Beau shakes his head and laughs, with a brightness about him that seems entirely new compared to all the time I spent with him when there was something unspoken hanging over his head. “Fuck that, Sage. I don’t want a wife. I want this spark… our passion… I want someone who will order my ass to go skinny-dipping in the middle of the afternoon, then at night, chase after an ocean of stars in the sky. I want someone I can cook for and take care of, but not because she needs me to. No, in fact, she’ll fight me every step of the way because she’s stubborn as fuck.”

The love of my life tugs me closer and lets his mouth brush over mine before whispering words up close so only I can hear them amidst all the raucous noise and music still going on in the background.

“I’m not looking for an imaginary fairytale… I’m here for my dream girl, who burns hot and bright in my veins, and makes everything come back to life.”

A shudder of an exhale gusts out of me, and I bite down on my bottom lip before nodding at him. “I want all of that, too. I love you, Beau Heartford.”

“Goddamn, I missed you.” He gently tugs my lip out from the pinching hold I’ve got it in. “Now, can I get you outta here and properly fucking kiss you?”

“That wasn’t?—”

“Not even close, trouble.” The smirk this man gives me is everything I’ve dreamed of.
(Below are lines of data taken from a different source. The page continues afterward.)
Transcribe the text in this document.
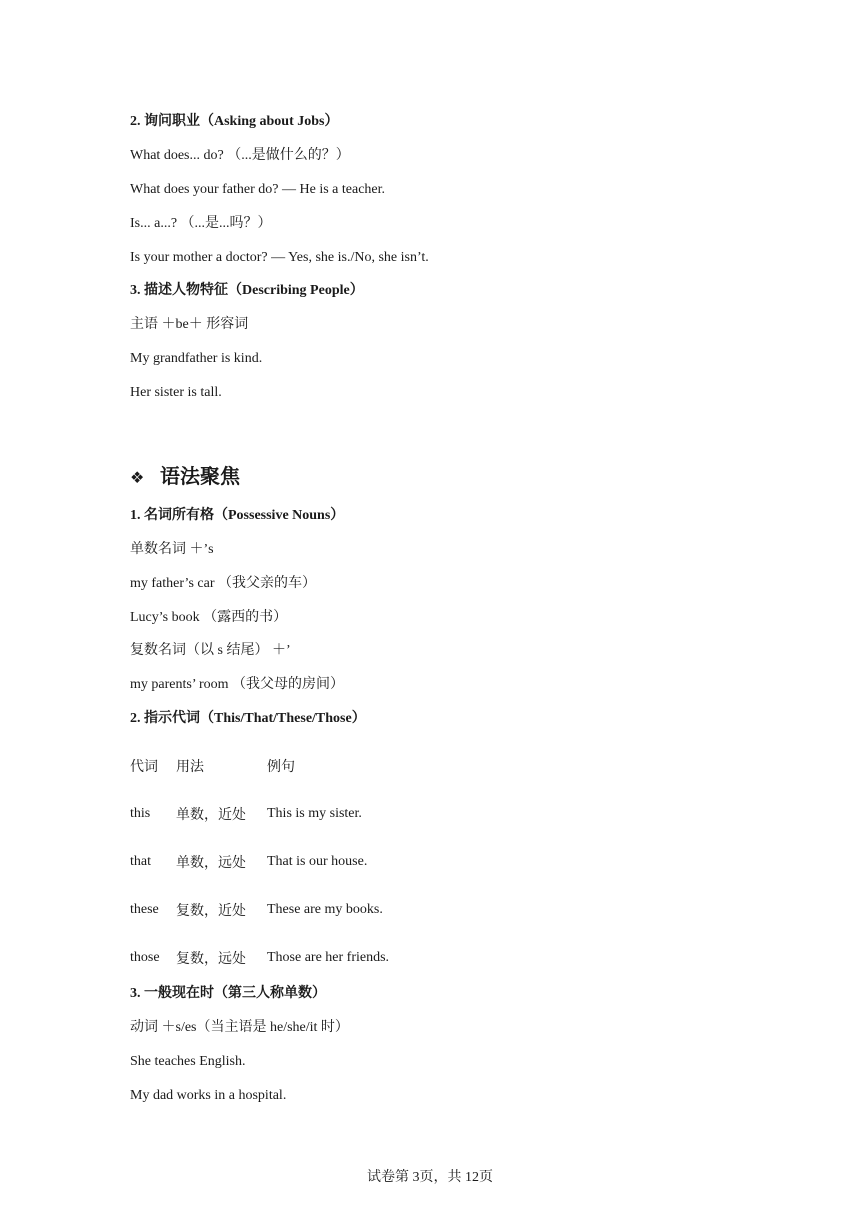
2. 询问职业（Asking about Jobs）
What does... do? （...是做什么的？）
What does your father do? — He is a teacher.
Is... a...? （...是...吗？）
Is your mother a doctor? — Yes, she is./No, she isn’t.
3. 描述人物特征（Describing People）
主语 ＋be＋ 形容词
My grandfather is kind.
Her sister is tall.
❖ 语法聚焦
1. 名词所有格（Possessive Nouns）
单数名词 ＋’s
my father’s car （我父亲的车）
Lucy’s book （露西的书）
复数名词（以 s 结尾） ＋’
my parents’ room （我父母的房间）
2. 指示代词（This/That/These/Those）
代词	用法	例句
this	单数，近处	This is my sister.
that	单数，远处	That is our house.
these	复数，近处	These are my books.
those	复数，远处	Those are her friends.
3. 一般现在时（第三人称单数）
动词 ＋s/es（当主语是 he/she/it 时）
She teaches English.
My dad works in a hospital.
试卷第 3页，共 12页
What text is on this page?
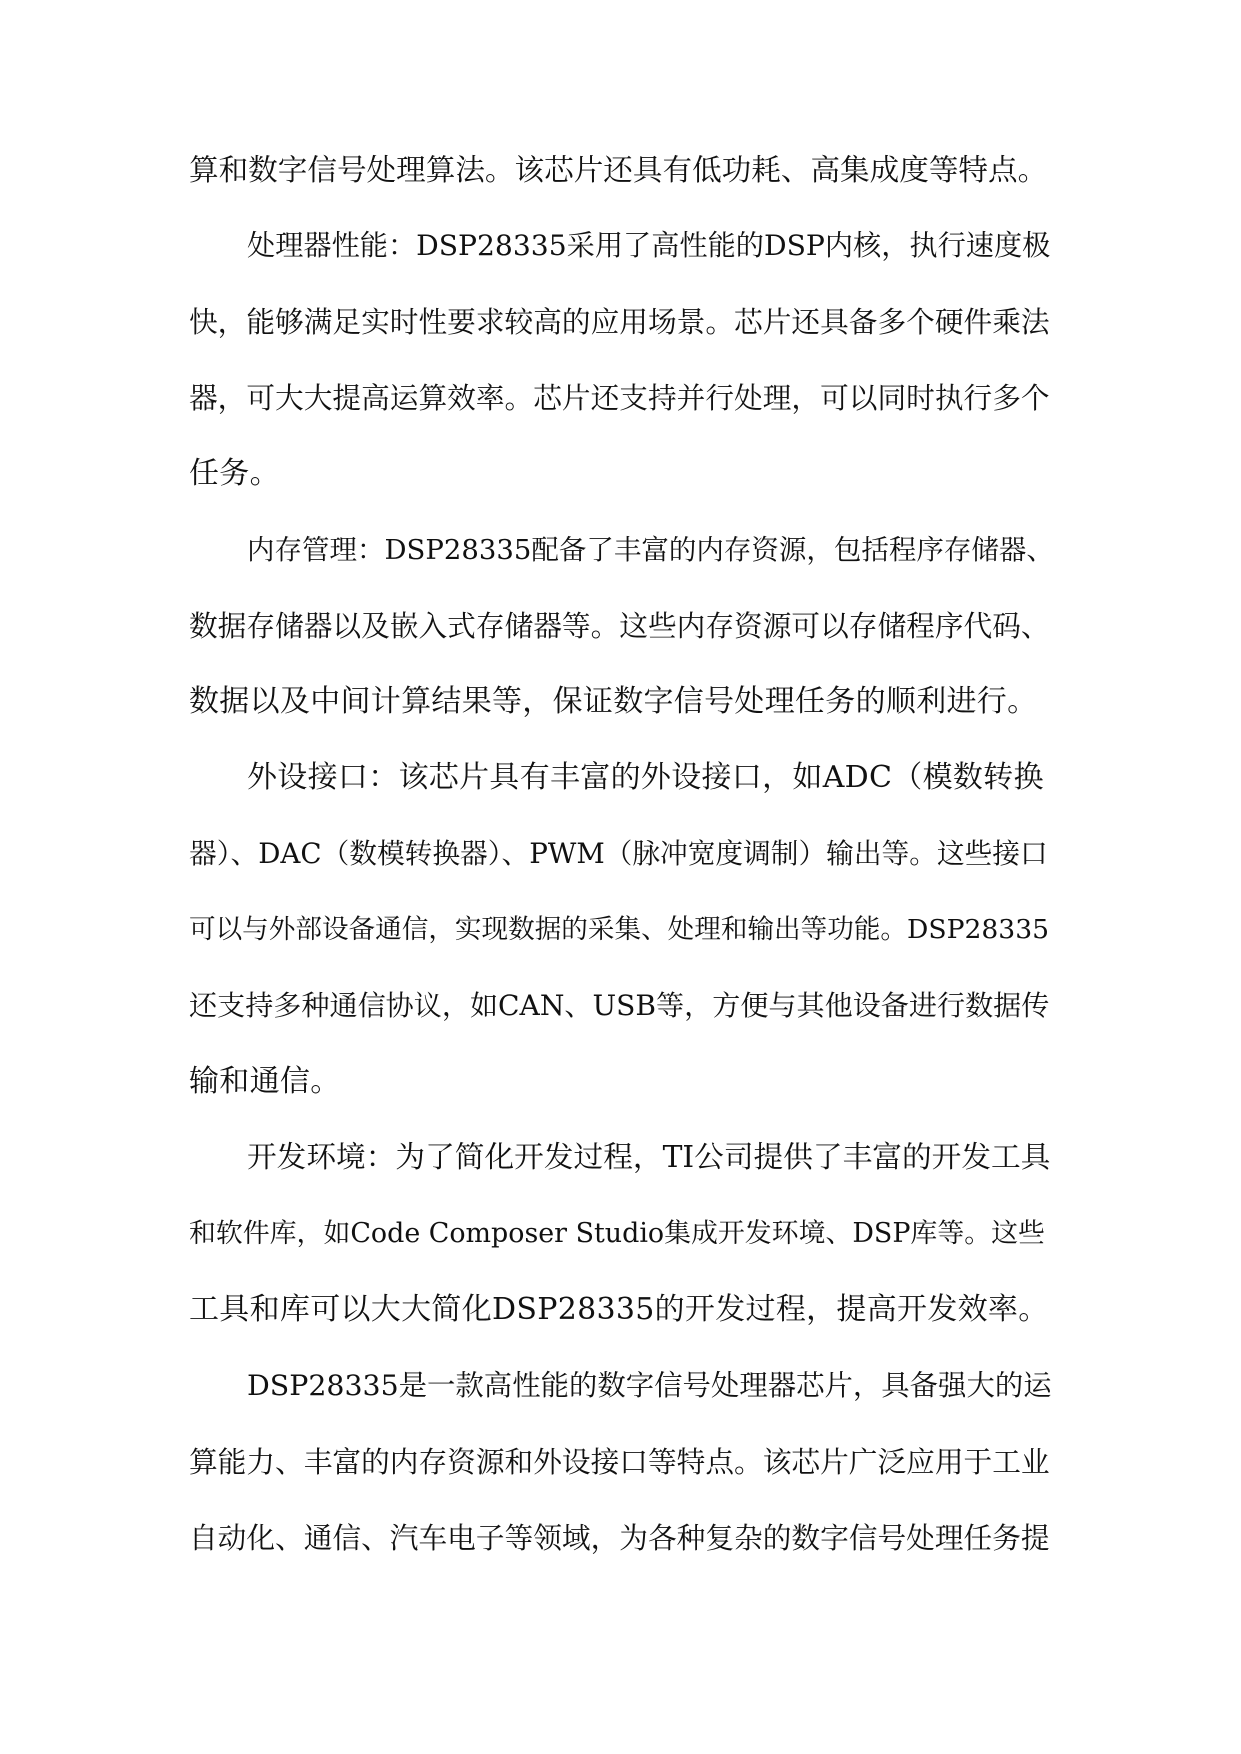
算和数字信号处理算法。该芯片还具有低功耗、高集成度等特点。
处理器性能：DSP28335采用了高性能的DSP内核，执行速度极
快，能够满足实时性要求较高的应用场景。芯片还具备多个硬件乘法
器，可大大提高运算效率。芯片还支持并行处理，可以同时执行多个
任务。
内存管理：DSP28335配备了丰富的内存资源，包括程序存储器、
数据存储器以及嵌入式存储器等。这些内存资源可以存储程序代码、
数据以及中间计算结果等，保证数字信号处理任务的顺利进行。
外设接口：该芯片具有丰富的外设接口，如ADC（模数转换
器）、DAC（数模转换器）、PWM（脉冲宽度调制）输出等。这些接口
可以与外部设备通信，实现数据的采集、处理和输出等功能。DSP28335
还支持多种通信协议，如CAN、USB等，方便与其他设备进行数据传
输和通信。
开发环境：为了简化开发过程，TI公司提供了丰富的开发工具
和软件库，如Code Composer Studio集成开发环境、DSP库等。这些
工具和库可以大大简化DSP28335的开发过程，提高开发效率。
DSP28335是一款高性能的数字信号处理器芯片，具备强大的运
算能力、丰富的内存资源和外设接口等特点。该芯片广泛应用于工业
自动化、通信、汽车电子等领域，为各种复杂的数字信号处理任务提
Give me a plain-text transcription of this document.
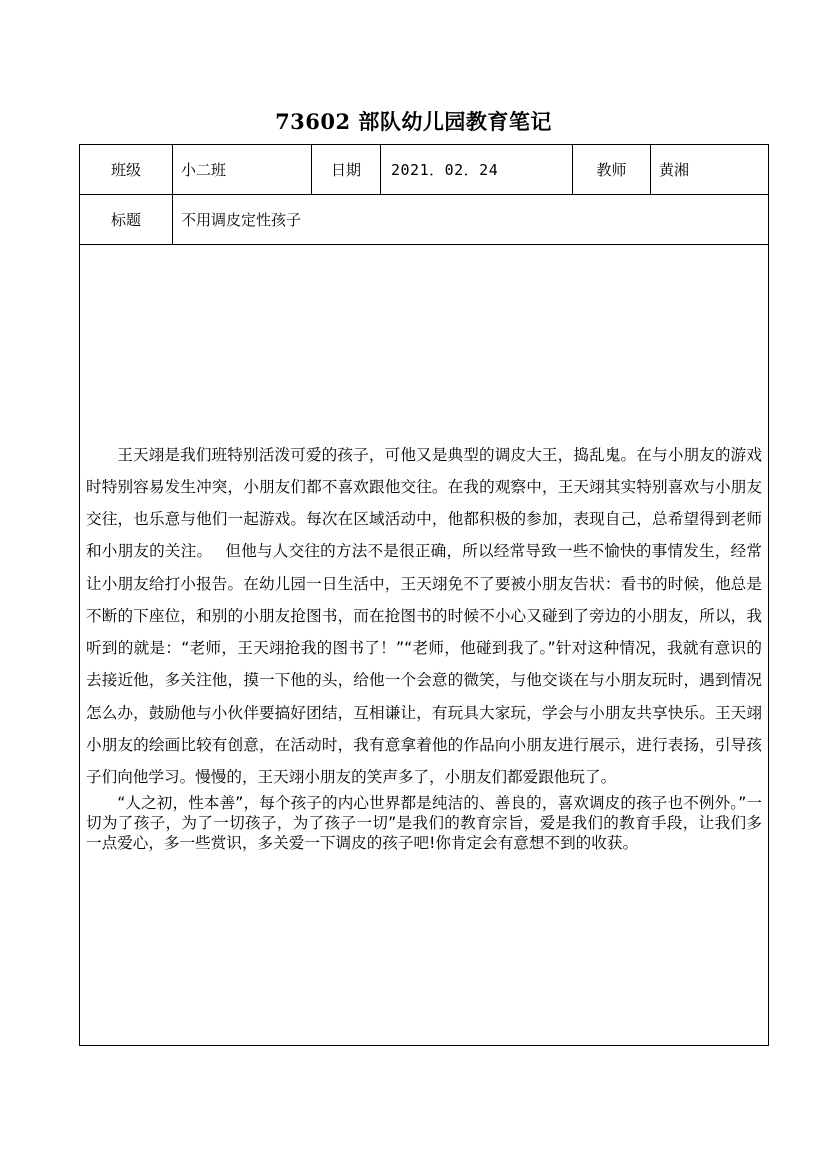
73602 部队幼儿园教育笔记
班级	小二班	日期	2021．02．24	教师	黄湘
标题	不用调皮定性孩子				

王天翊是我们班特别活泼可爱的孩子，可他又是典型的调皮大王，捣乱鬼。在与小朋友的游戏时特别容易发生冲突，小朋友们都不喜欢跟他交往。在我的观察中，王天翊其实特别喜欢与小朋友交往，也乐意与他们一起游戏。每次在区域活动中，他都积极的参加，表现自己，总希望得到老师和小朋友的关注。　 但他与人交往的方法不是很正确，所以经常导致一些不愉快的事情发生，经常让小朋友给打小报告。在幼儿园一日生活中，王天翊免不了要被小朋友告状：看书的时候，他总是不断的下座位，和别的小朋友抢图书，而在抢图书的时候不小心又碰到了旁边的小朋友，所以，我听到的就是：“老师，王天翊抢我的图书了！”“老师，他碰到我了。”针对这种情况，我就有意识的去接近他，多关注他，摸一下他的头，给他一个会意的微笑，与他交谈在与小朋友玩时，遇到情况怎么办，鼓励他与小伙伴要搞好团结，互相谦让，有玩具大家玩，学会与小朋友共享快乐。王天翊小朋友的绘画比较有创意，在活动时，我有意拿着他的作品向小朋友进行展示，进行表扬，引导孩子们向他学习。慢慢的，王天翊小朋友的笑声多了，小朋友们都爱跟他玩了。

“人之初，性本善”，每个孩子的内心世界都是纯洁的、善良的，喜欢调皮的孩子也不例外。”一切为了孩子，为了一切孩子，为了孩子一切”是我们的教育宗旨，爱是我们的教育手段，让我们多一点爱心，多一些赏识，多关爱一下调皮的孩子吧!你肯定会有意想不到的收获。					
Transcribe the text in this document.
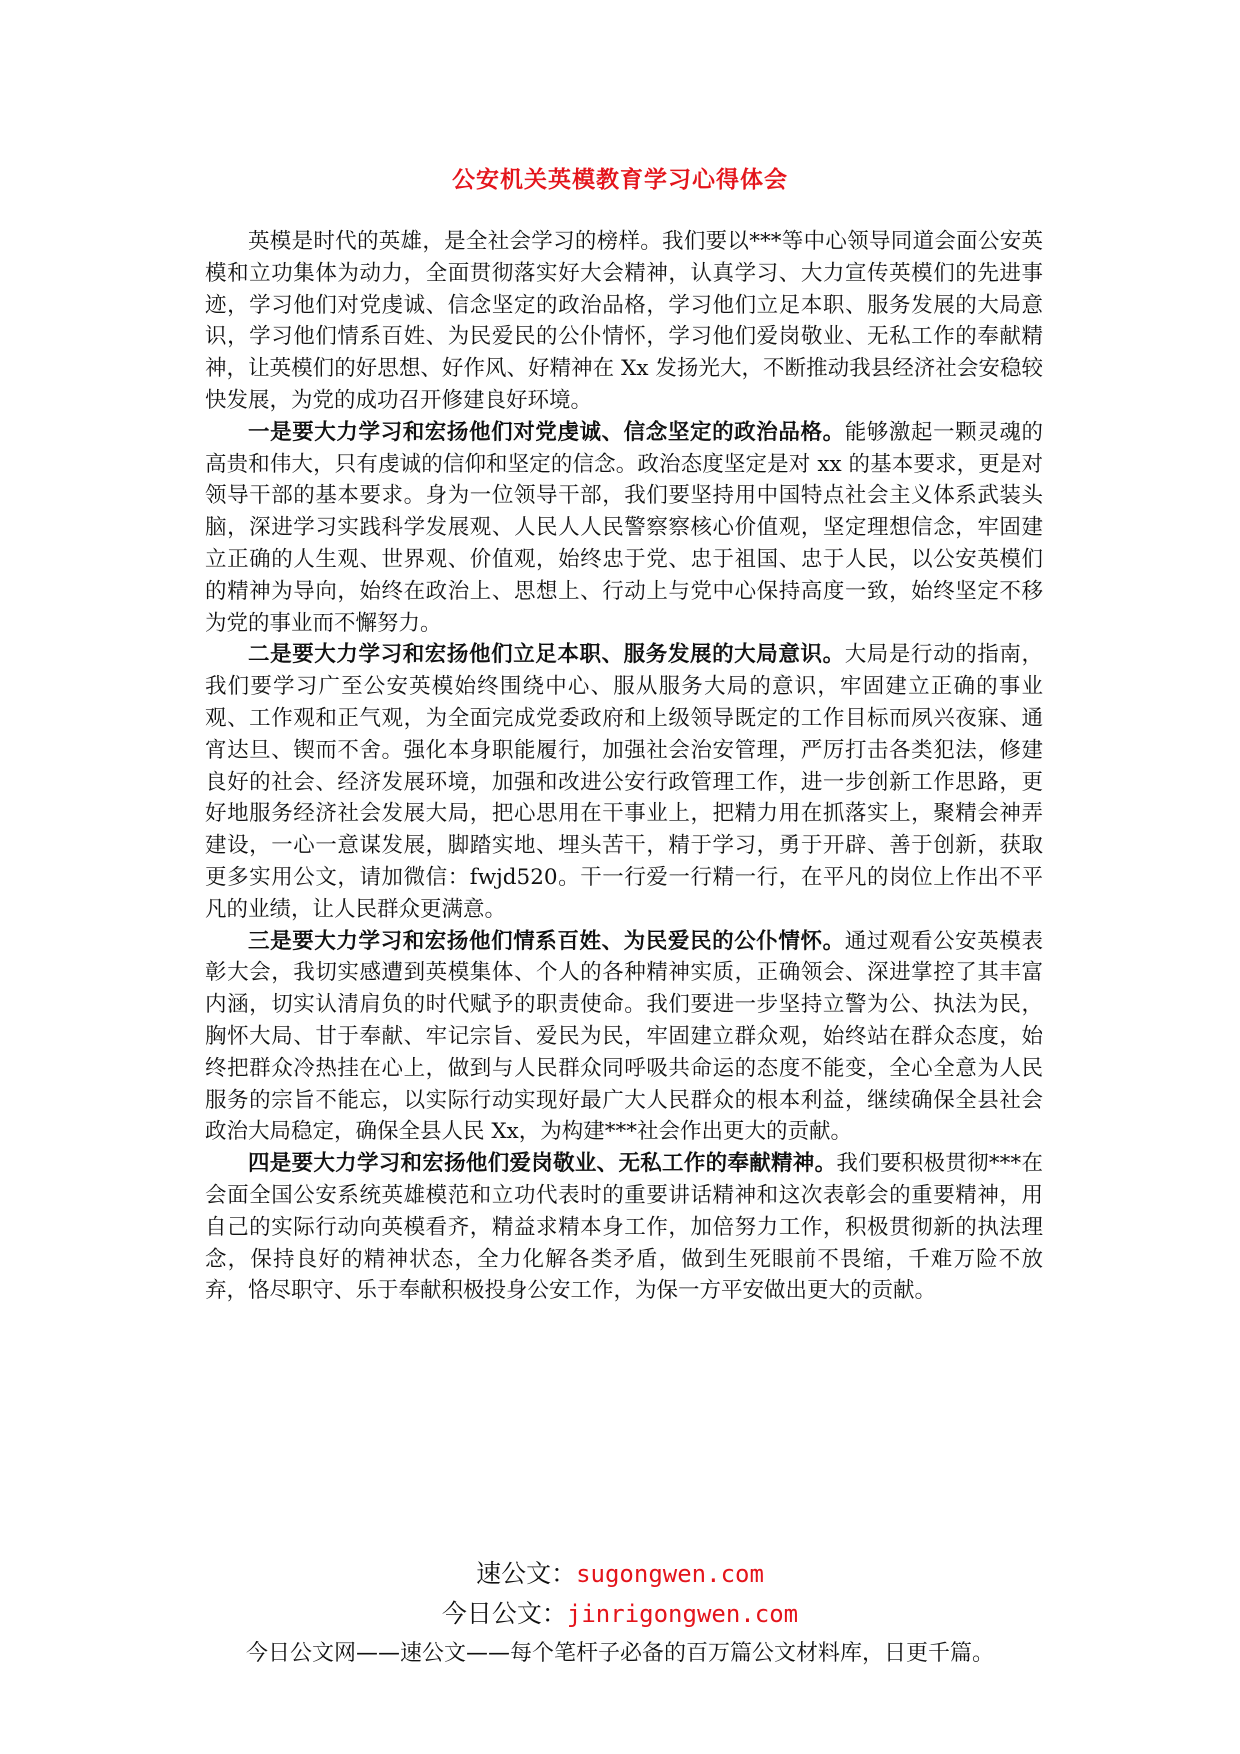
公安机关英模教育学习心得体会

英模是时代的英雄，是全社会学习的榜样。我们要以***等中心领导同道会面公安英模和立功集体为动力，全面贯彻落实好大会精神，认真学习、大力宣传英模们的先进事迹，学习他们对党虔诚、信念坚定的政治品格，学习他们立足本职、服务发展的大局意识，学习他们情系百姓、为民爱民的公仆情怀，学习他们爱岗敬业、无私工作的奉献精神，让英模们的好思想、好作风、好精神在 Xx 发扬光大，不断推动我县经济社会安稳较快发展，为党的成功召开修建良好环境。

一是要大力学习和宏扬他们对党虔诚、信念坚定的政治品格。能够激起一颗灵魂的高贵和伟大，只有虔诚的信仰和坚定的信念。政治态度坚定是对 xx 的基本要求，更是对领导干部的基本要求。身为一位领导干部，我们要坚持用中国特点社会主义体系武装头脑，深进学习实践科学发展观、人民人人民警察察核心价值观，坚定理想信念，牢固建立正确的人生观、世界观、价值观，始终忠于党、忠于祖国、忠于人民，以公安英模们的精神为导向，始终在政治上、思想上、行动上与党中心保持高度一致，始终坚定不移为党的事业而不懈努力。

二是要大力学习和宏扬他们立足本职、服务发展的大局意识。大局是行动的指南，我们要学习广至公安英模始终围绕中心、服从服务大局的意识，牢固建立正确的事业观、工作观和正气观，为全面完成党委政府和上级领导既定的工作目标而夙兴夜寐、通宵达旦、锲而不舍。强化本身职能履行，加强社会治安管理，严厉打击各类犯法，修建良好的社会、经济发展环境，加强和改进公安行政管理工作，进一步创新工作思路，更好地服务经济社会发展大局，把心思用在干事业上，把精力用在抓落实上，聚精会神弄建设，一心一意谋发展，脚踏实地、埋头苦干，精于学习，勇于开辟、善于创新，获取更多实用公文，请加微信：fwjd520。干一行爱一行精一行，在平凡的岗位上作出不平凡的业绩，让人民群众更满意。

三是要大力学习和宏扬他们情系百姓、为民爱民的公仆情怀。通过观看公安英模表彰大会，我切实感遭到英模集体、个人的各种精神实质，正确领会、深进掌控了其丰富内涵，切实认清肩负的时代赋予的职责使命。我们要进一步坚持立警为公、执法为民， 胸怀大局、甘于奉献、牢记宗旨、爱民为民，牢固建立群众观，始终站在群众态度，始终把群众冷热挂在心上，做到与人民群众同呼吸共命运的态度不能变，全心全意为人民服务的宗旨不能忘，以实际行动实现好最广大人民群众的根本利益，继续确保全县社会政治大局稳定，确保全县人民 Xx，为构建***社会作出更大的贡献。

四是要大力学习和宏扬他们爱岗敬业、无私工作的奉献精神。我们要积极贯彻***在会面全国公安系统英雄模范和立功代表时的重要讲话精神和这次表彰会的重要精神，用自己的实际行动向英模看齐，精益求精本身工作，加倍努力工作，积极贯彻新的执法理念，保持良好的精神状态，全力化解各类矛盾，做到生死眼前不畏缩，千难万险不放弃，恪尽职守、乐于奉献积极投身公安工作，为保一方平安做出更大的贡献。

速公文：sugongwen.com
今日公文：jinrigongwen.com
今日公文网——速公文——每个笔杆子必备的百万篇公文材料库，日更千篇。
That’s when a heavy hand drops my camera strap over Beau’s shoulder before slapping his back. “Good to see you, bro. I gotta run, or I’m gonna miss my warm-up.” Oscar leans in to quickly peck my cheek. “Welcome to the fam, Sage.” Then he’s making a hasty exit back to the competitor’s zone.

“But, wait… I can’t just leave?” My eyes wander to the camera and then back to Beau’s features, with a tightness starting to creep in because while this is perfect and all, I’ve got a job to do.

Beau ignores all that and starts to lead me away by the hand. All the while, tiers of crowds in the stand above us start creating a renewed fuss upon seeing us start to walk away. “Let’s just say, I might have called in a favor or two. But that means I gotta do a whole signing meet and greet thing tomorrow in return for stealing you tonight.” He waves his hat in the air at the crowd, looking every inch the rodeo superstar, and I’m filled with a giddy sort of sensation.

This man loves me enough to do all of this, to turn up for me, to put himself out there for public judgment and scrutiny?

“You don’t have to get back? What about the ranch… the horses…”

He threads our fingers together and tugs me to fit right against his side. “Consider this my formal job application. I’m all yours to be your second photographer for the rest of the tour season.”

Seeing my confusion, he chuckles. “I got myself a ranch manager to take care of things while I’m gone.” He wets his bottom lip and shakes his head a little. “Didn’t know how long I’d be needing to convince you for, baby.”

“Thank you,” I whisper. Not really sure what I’m thanking him for. Maybe just for being the type of man who knows I wouldn’t have been able to simply walk away from my work. He’s not asking me to give up anything. In fact I’m almost certain this man would be the one to always encourage me to make a plan for my career, the kind that felt good for me first and foremost.

Because that’s the type of man Beau Heartford is.

“I missed you so much. I’m sorry for leaving…” I falter a little, but then the way he smiles, gazing down at me with so much love in his eyes, tells me in no uncertain terms that he understands why I did it. He doesn’t judge me for doing the hard thing for the both of us.

He dips his head to meet the shell of my ear, sending goosebumps flying down my arms.

“I’ve spent a lot of lonely nights in hotel rooms. I might know a thing or two about how to make it feel a little less lonesome.”

Grinning wide, I beam back at him, contentment flooding through my veins just being near him like this. “Are you offering to keep me up all night, hot stuff?”

“I’m offering to give you everything, trouble. For as long as you’ll have me.”